O que Israel está fazendo em Gaza com a população civil palestina – com o apoio do governo Biden – é um crime contra a humanidade que não serve a nenhum propósito militar significativo. Como diz a J-Street, uma organização importante no lobby de Israel, “o escopo do desastre humanitário e das vítimas civis é quase insondável”.[1]

Deixe-me elaborar.

Primeiro, Israel está massacrando propositalmente um grande número de civis, cerca de 70% dos quais são crianças e mulheres. A alegação de que Israel está fazendo grandes esforços para minimizar as baixas civis é desmentida por declarações de autoridades israelenses de alto escalão. Por exemplo, o porta-voz das FDI (Forças de Defesa de Israel) disse em 10 de outubro de 2023 que “a ênfase está nos danos e não na precisão”. No mesmo dia, o ministro da Defesa, Yoav Gallant, anunciou: “Eu reduzi todas as restrições – vamos matar todos contra quem lutamos; usaremos todos os meios”.[2]

Além disso, os resultados da campanha de bombardeamentos mostram claramente que Israel está matando civis indiscriminadamente. Dois estudos detalhados da campanha de bombardeios das FDI – ambos publicados em veículos de imprensa israelenses – explicam em detalhes como Israel está assassinando um grande número de civis. Vale citar os títulos das duas matérias, que captam sucintamente o que cada uma tem a dizer:

“‘Uma fábrica de assassinatos em massa’: por dentro do bombardeio calculado de Israel em Gaza”[3]

“O exército israelense abandonou a restrição em Gaza, e os dados mostram mortes sem precedentes.”[4]

Da mesma forma, o New York Times publicou um artigo no final de novembro de 2023 intitulado: “Civis de Gaza, sob bombardeio israelense, estão sendo mortos em ritmo histórico”.[5] Assim, não é surpreendente que o secretário-geral da ONU, Antonio Guterres, tenha dito que “estamos testemunhando um assassinato de civis sem paralelo e sem precedentes em qualquer conflito desde” sua nomeação em janeiro de 2017.[6]

Em segundo lugar, Israel está propositalmente matando de fome a população palestina desesperada, limitando muito a quantidade de alimentos, combustível, gás de cozinha, remédios e água que podem ser trazidos para Gaza. Além disso, a assistência médica é extremamente difícil de encontrar para uma população que agora inclui aproximadamente 50.000 civis feridos. Israel não apenas limitou muito o fornecimento de combustível para Gaza, que os hospitais precisam para funcionar, mas também atacou hospitais, ambulâncias e postos de primeiros socorros.

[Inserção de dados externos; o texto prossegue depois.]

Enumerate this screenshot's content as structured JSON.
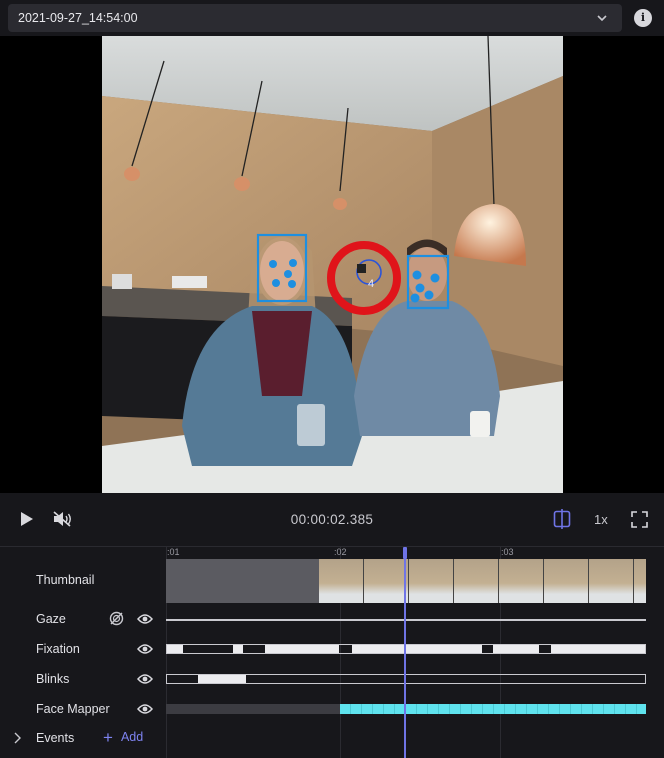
{
  "recording": {
    "selected": "2021-09-27_14:54:00"
  },
  "icons": {
    "chevron": "chevron-down-icon",
    "info": "info-icon",
    "play": "play-icon",
    "mute": "volume-muted-icon",
    "split": "split-view-icon",
    "fullscreen": "fullscreen-icon",
    "eye": "eye-icon",
    "gaze-off": "gaze-circle-icon",
    "expand": "chevron-right-icon",
    "add": "plus-icon"
  },
  "overlay": {
    "fixation_id": "4",
    "colors": {
      "gaze": "#e0141a",
      "face": "#1e8fe0",
      "accent": "#6f74e6",
      "facemapper": "#5fe3ee"
    }
  },
  "player": {
    "timecode": "00:00:02.385",
    "speed": "1x",
    "progress": 0.49
  },
  "timeline": {
    "ticks": [
      ":01",
      ":02",
      ":03"
    ],
    "rows": {
      "thumbnail": "Thumbnail",
      "gaze": "Gaze",
      "fixation": "Fixation",
      "blinks": "Blinks",
      "face_mapper": "Face Mapper",
      "events": "Events"
    },
    "add_label": "Add"
  }
}
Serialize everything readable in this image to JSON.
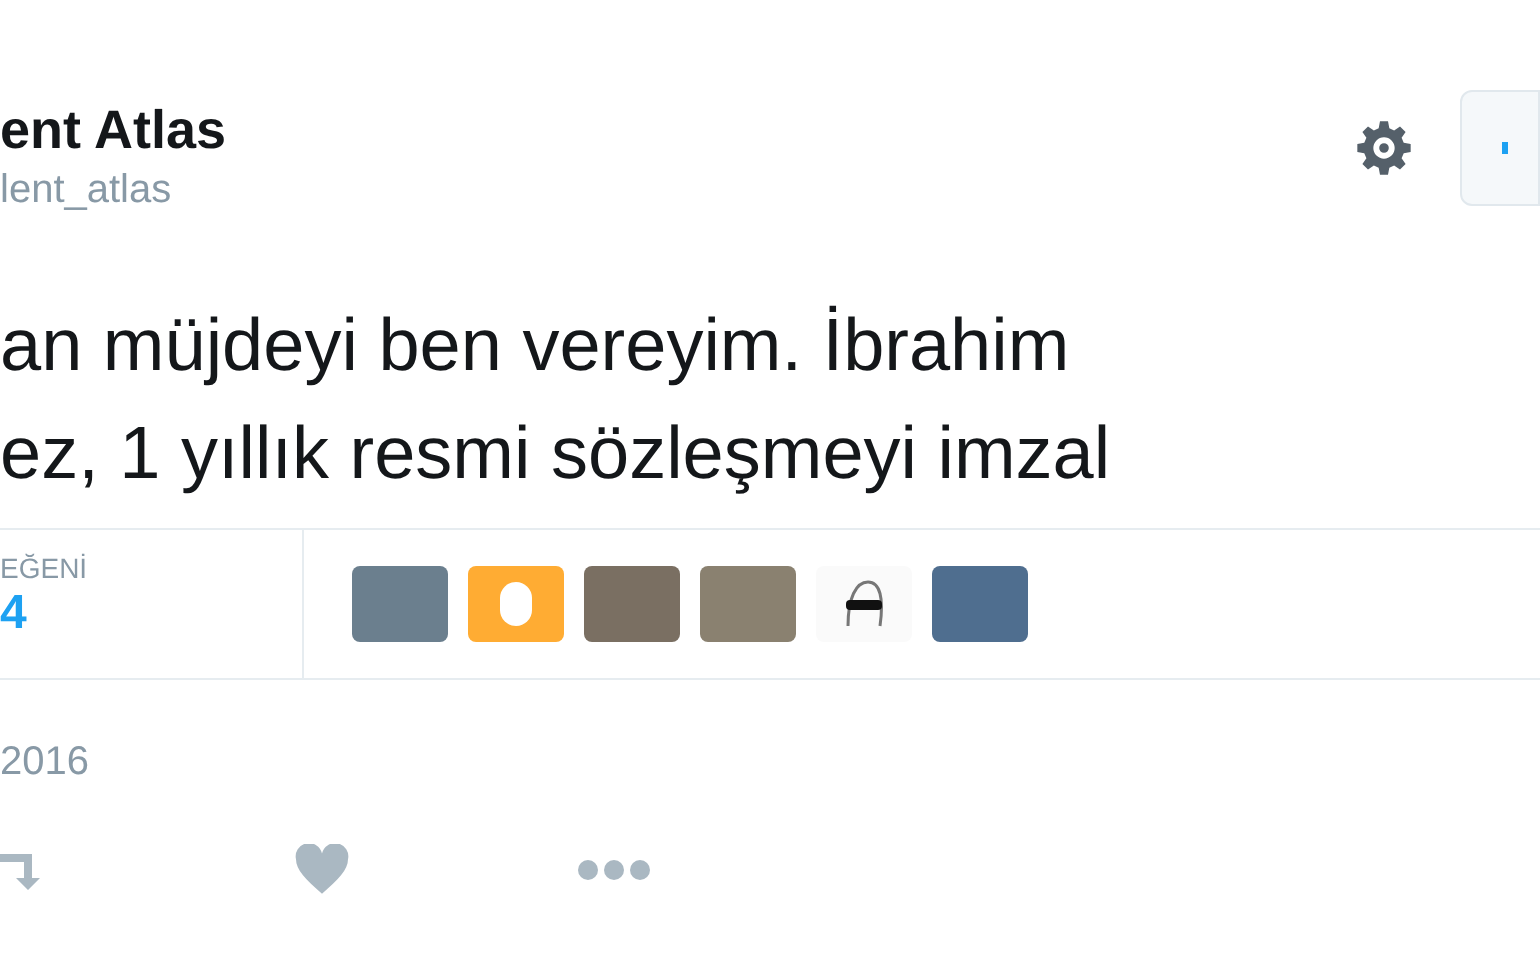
{
  "author": {
    "name": "ent Atlas",
    "handle": "lent_atlas"
  },
  "tweet": {
    "lines": [
      "an müjdeyi ben vereyim. İbrahim",
      "ez, 1 yıllık resmi sözleşmeyi imzal"
    ]
  },
  "stats": {
    "label": "EĞENİ",
    "count": "4"
  },
  "likers": [
    {
      "kind": "photo"
    },
    {
      "kind": "egg"
    },
    {
      "kind": "photo"
    },
    {
      "kind": "photo"
    },
    {
      "kind": "drawing"
    },
    {
      "kind": "photo"
    }
  ],
  "date": "2016"
}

O comentário do ministro da Defesa, Gallant, em 9 de outubro, expõe a política israelense: “Ordenei um cerco completo à Faixa de Gaza. Não vai ter energia elétrica, nem comida, nem combustível, está tudo fechado. Estamos lutando contra animais humanos e estamos agindo em conformidade”.[7] Israel foi forçado a permitir suprimentos mínimos em Gaza, mas as quantidades são tão pequenas que um membro de alto escalão da ONU relata que “metade da população de Gaza está passando fome”. Nove em cada 10 famílias em algumas áreas estão passando ‘um dia e uma noite inteiros sem nenhum alimento'”.[8]

Em terceiro lugar, os líderes israelitas falam sobre os palestinos e o que gostariam de fazer em Gaza em termos chocantes, especialmente quando se considera que alguns desses líderes também falam incessantemente sobre os horrores do Holocausto. De fato, sua retórica levou Omar Bartov, um proeminente estudioso israelense do Holocausto, a concluir que Israel tem “intenção genocida”.[9] Outros estudiosos do Holocausto e genocídio ofereceram uma advertência semelhante.[10]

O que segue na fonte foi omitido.